Il Pranayama: la respirazione nello yoga

Il Pranayama: la respirazione nello yoga

La respirazione nella pratica dello yoga è importantissima. Proprio questa riesce a far rilassare i muscoli e il corpo intero per l’esecuzione ottimale degli esercizi. La routine e lo stress della vita di tutti i giorni però ci porta a non respirare correttamente. Il ritmo respiratorio, infatti, è strettamente collegato alla nostra vita psichica. A seconda che siamo ansiosi, agitati, oppure, al contrario, perfettamente rilassati, la respirazione differisce profondamente essendo influenzata dallo stato d’animo.

In realtà, sebbene respirare sia un atto istintivo, molte persone respirano male e non possono trarre un reale beneficio dal pràna finché non si rieduchino a respirare nel modo giusto. L’aspetto essenziale di una corretta tecnica di respirazione, che deve essere assolutamente compreso da ogni principiante, è che l’aria inalata va spinta non soltanto fino ai polmoni, bensì giù nell’addome. Tutti i più avanzati metodi per far circolare il “ki” e immagazzinare l’energia purificata richiedono l’abilità di concentrare il respiro nella regione addominale bassa, abilità che può essere sviluppata con specifici esercizi e con la meditazione.

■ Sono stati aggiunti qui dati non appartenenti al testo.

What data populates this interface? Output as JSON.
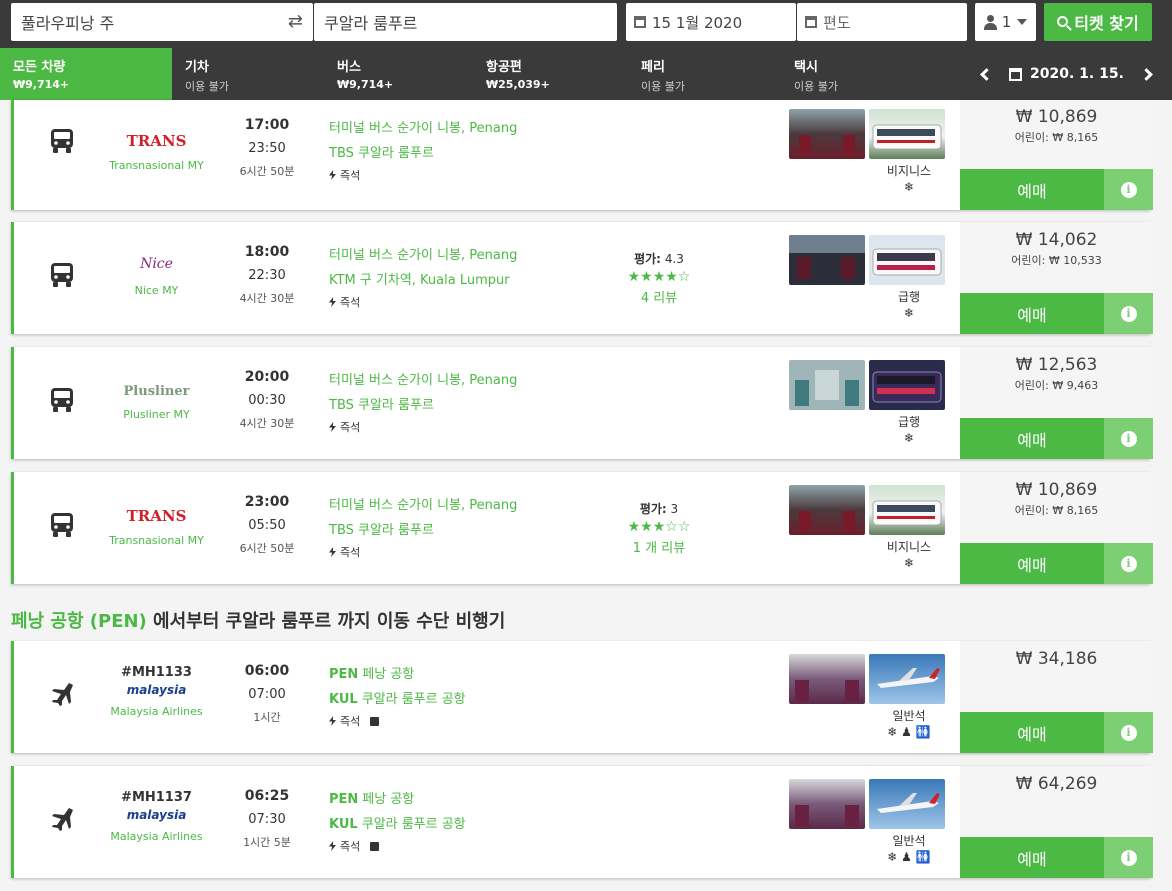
{
  "search": {
    "from": "풀라우피낭 주",
    "to": "쿠알라 룸푸르",
    "date": "15 1월 2020",
    "return_placeholder": "편도",
    "passengers": "1",
    "search_button": "티켓 찾기"
  },
  "tabs": [
    {
      "name": "모든 차량",
      "sub": "₩9,714+"
    },
    {
      "name": "기차",
      "sub": "이용 불가"
    },
    {
      "name": "버스",
      "sub": "₩9,714+"
    },
    {
      "name": "항공편",
      "sub": "₩25,039+"
    },
    {
      "name": "페리",
      "sub": "이용 불가"
    },
    {
      "name": "택시",
      "sub": "이용 불가"
    }
  ],
  "date_nav": {
    "current": "2020. 1. 15."
  },
  "results": [
    {
      "mode": "bus",
      "operator_logo": "TRANS",
      "operator": "Transnasional MY",
      "dep": "17:00",
      "arr": "23:50",
      "duration": "6시간 50분",
      "from": "터미널 버스 순가이 니봉, Penang",
      "to": "TBS 쿠알라 룸푸르",
      "feature": "즉석",
      "class": "비지니스",
      "amenity": "❄",
      "price": "₩ 10,869",
      "child": "어린이: ₩ 8,165",
      "buy": "예매"
    },
    {
      "mode": "bus",
      "operator_logo": "Nice",
      "operator": "Nice MY",
      "dep": "18:00",
      "arr": "22:30",
      "duration": "4시간 30분",
      "from": "터미널 버스 순가이 니봉, Penang",
      "to": "KTM 구 기차역, Kuala Lumpur",
      "feature": "즉석",
      "rating_label": "평가:",
      "rating_value": "4.3",
      "stars": "★★★★☆",
      "reviews": "4 리뷰",
      "class": "급행",
      "amenity": "❄",
      "price": "₩ 14,062",
      "child": "어린이: ₩ 10,533",
      "buy": "예매"
    },
    {
      "mode": "bus",
      "operator_logo": "Plusliner",
      "operator": "Plusliner MY",
      "dep": "20:00",
      "arr": "00:30",
      "duration": "4시간 30분",
      "from": "터미널 버스 순가이 니봉, Penang",
      "to": "TBS 쿠알라 룸푸르",
      "feature": "즉석",
      "class": "급행",
      "amenity": "❄",
      "price": "₩ 12,563",
      "child": "어린이: ₩ 9,463",
      "buy": "예매"
    },
    {
      "mode": "bus",
      "operator_logo": "TRANS",
      "operator": "Transnasional MY",
      "dep": "23:00",
      "arr": "05:50",
      "duration": "6시간 50분",
      "from": "터미널 버스 순가이 니봉, Penang",
      "to": "TBS 쿠알라 룸푸르",
      "feature": "즉석",
      "rating_label": "평가:",
      "rating_value": "3",
      "stars": "★★★☆☆",
      "reviews": "1 개 리뷰",
      "class": "비지니스",
      "amenity": "❄",
      "price": "₩ 10,869",
      "child": "어린이: ₩ 8,165",
      "buy": "예매"
    }
  ],
  "flights_section": {
    "highlight": "페낭 공항 (PEN)",
    "rest": " 에서부터 쿠알라 룸푸르 까지 이동 수단 비행기"
  },
  "flights": [
    {
      "mode": "plane",
      "flight_no": "#MH1133",
      "operator_logo": "malaysia",
      "operator": "Malaysia Airlines",
      "dep": "06:00",
      "arr": "07:00",
      "duration": "1시간",
      "from_code": "PEN",
      "from": "페낭 공항",
      "to_code": "KUL",
      "to": "쿠알라 룸푸르 공항",
      "feature": "즉석",
      "class": "일반석",
      "amenity": "❄ ♟ 🚻",
      "price": "₩ 34,186",
      "buy": "예매"
    },
    {
      "mode": "plane",
      "flight_no": "#MH1137",
      "operator_logo": "malaysia",
      "operator": "Malaysia Airlines",
      "dep": "06:25",
      "arr": "07:30",
      "duration": "1시간 5분",
      "from_code": "PEN",
      "from": "페낭 공항",
      "to_code": "KUL",
      "to": "쿠알라 룸푸르 공항",
      "feature": "즉석",
      "class": "일반석",
      "amenity": "❄ ♟ 🚻",
      "price": "₩ 64,269",
      "buy": "예매"
    }
  ],
  "colors": {
    "accent": "#4cb944",
    "dark": "#3a3a3a"
  }
}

Lo yoga, tuttavia, non si limita a questa osservazione: esso crede fermamente che i nostri stati mentali siano correlati alla quantità e alla qualità del pràna che viene assorbito e fissato. Se così è, ciò significa che attraverso opportune tecniche si può arrivare, per mezzo del respiro, a modificare il pensiero.
Secondo l’attenta osservazione dello yoga, il respiro si compie attraverso quattro fasi:
1- Inspirazione (puraka)
2- Breve apnea inspiratoria (antara kumbhaka)
3- Espirazione (rechaka)
4- Apnea espiratoria (bahya kumbhaka)

I primi passi del prànàyàma consistono nel divenire ben consapevoli del respiro nella completezza delle sue quattro fasi. Questa presa di coscienza è già prànàyàma, perché ogni volta che portiamo l’attenzione sull’atto respiratorio modifichiamo qualitativamente e quantitativamente l’energia prànica che viene assorbita dal corpo, e inoltre tale consapevolezza serve a eliminare gli errori che spesso viziano la funzione respiratoria.

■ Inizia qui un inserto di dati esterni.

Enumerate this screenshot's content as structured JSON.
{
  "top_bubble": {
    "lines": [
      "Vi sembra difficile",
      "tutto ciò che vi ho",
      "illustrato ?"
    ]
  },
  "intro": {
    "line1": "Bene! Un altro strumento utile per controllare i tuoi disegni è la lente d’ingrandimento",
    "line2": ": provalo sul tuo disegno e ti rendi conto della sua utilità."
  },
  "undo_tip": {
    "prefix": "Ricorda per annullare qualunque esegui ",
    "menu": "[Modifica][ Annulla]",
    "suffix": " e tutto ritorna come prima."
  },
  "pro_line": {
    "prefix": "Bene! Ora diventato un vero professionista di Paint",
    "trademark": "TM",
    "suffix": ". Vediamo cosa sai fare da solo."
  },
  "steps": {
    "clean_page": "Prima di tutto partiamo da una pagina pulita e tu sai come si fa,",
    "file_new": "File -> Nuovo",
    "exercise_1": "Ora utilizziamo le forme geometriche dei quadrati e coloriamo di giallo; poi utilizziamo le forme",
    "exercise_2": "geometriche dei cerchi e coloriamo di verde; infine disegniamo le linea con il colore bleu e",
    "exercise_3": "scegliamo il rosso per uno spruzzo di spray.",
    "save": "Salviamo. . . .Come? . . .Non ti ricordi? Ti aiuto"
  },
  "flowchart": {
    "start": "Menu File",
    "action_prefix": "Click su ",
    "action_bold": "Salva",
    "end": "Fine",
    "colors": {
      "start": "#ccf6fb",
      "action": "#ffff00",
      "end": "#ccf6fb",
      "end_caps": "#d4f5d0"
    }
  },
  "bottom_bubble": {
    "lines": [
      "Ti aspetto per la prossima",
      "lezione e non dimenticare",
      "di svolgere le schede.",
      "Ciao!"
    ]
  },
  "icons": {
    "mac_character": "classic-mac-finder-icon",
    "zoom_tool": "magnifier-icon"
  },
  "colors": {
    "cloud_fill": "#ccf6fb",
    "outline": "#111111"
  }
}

Quali sono i requisiti di una corretta respirazione? Innanzitutto occorre spirare sempre attraverso il naso. In secondo luogo bisogna imparare a respirare in modo completo respirando non soltanto con la parte alta del torace ma utilizzando anche il diaframma che spesso invece è bloccato soprattutto in quei soggetti che soffrono di stati d’ansia e di tensione nervosa. Una respirazione completa, lenta e profonda, accumula pràna in quel «secondo cervello» che è il plesso solare (manipura-cakra), mentre una respirazione superficiale e affrettata fa sì che ci si «scarichi» presto, proprio come una batteria che non venga debitamente alimentata: all’ansia e al nervòsismo fa quindi seguito un senso di depressione e di vuoto mentale, dovuto soprattutto alla carenza di pràna.